I think this story is doing a social service in bringing this all to light because, when it comes down to it, apropos of our time, the very first of Quin's violations is an attempted "pussy grab". How can anyone, ever, defend that while still imaginimg themselves as opposed to rape?
posted by Ivan Fyodorovich at 7:43 PM on July 11, 2019 [9 favorites]


Yeah, as MiraK said above - There is no ambiguity embodied in a man whose first real encounter with the other main character was an attempt to grab her by the pussy. For fuck's sake.

I stopped reading the story right there - maybe it was a mistake to read the interview with the author before reading the story, but after what she says in there, having that scene come up so early in the story was very disappointing. They aren’t long-standing mates joking about at that stage, they basically just met. He’s being obnoxious at best. Where’s the subtlety and nuance and room for interpretation she talks about in the interview there?
posted by bitteschoen at 3:36 AM on July 12, 2019 [2 favorites]


IDK, I have never been able to get through Lolita either. This genre of writing, where the author takes on a fraught social issue via the device of an outrageously sympathetic aggressor...

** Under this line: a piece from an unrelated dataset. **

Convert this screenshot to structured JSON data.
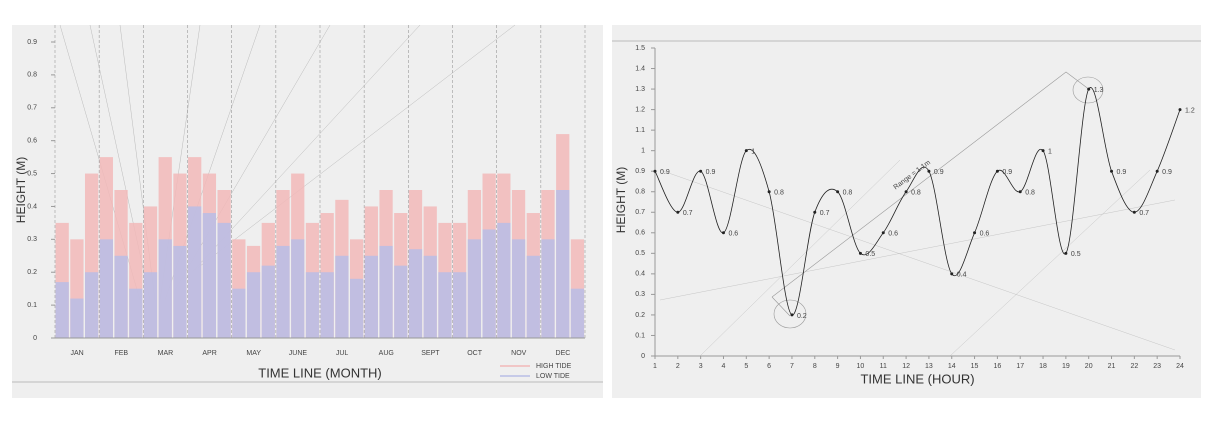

I’ve never been able to read Humbert Humbert as sympathetic. He’s an ass and a bore from the first. Neither of those is worse than being a rapist, which he ultimately becomes, but neither particularly invites sympathy.
posted by mr_roboto at 12:55 PM on July 12, 2019


I'm another one who drew the Lolita comparison while reading (before reading the interview) -- I thought this was the author drawing how even terrible people can be sympathetic to themselves, and demonstrating the psychology of how this might even draw others to sympathize more than they understand. (Not that hardly anyone likes Humbert Humbert I don't think, but Nabokov's trick is if seeing him as an ass can blur any part of seeing him as an asshole.)

Gaitskill seems stunningly unaware of structural power dynamics. As she writes Quin. If you wrote a story about a writer unknowingly testifying against herself, I'd like that better than this.

Or off of what Frowner commented, pretty likely what she is is opposed to seeing generalizations rather then unique psychological individuals, hence willfully blind.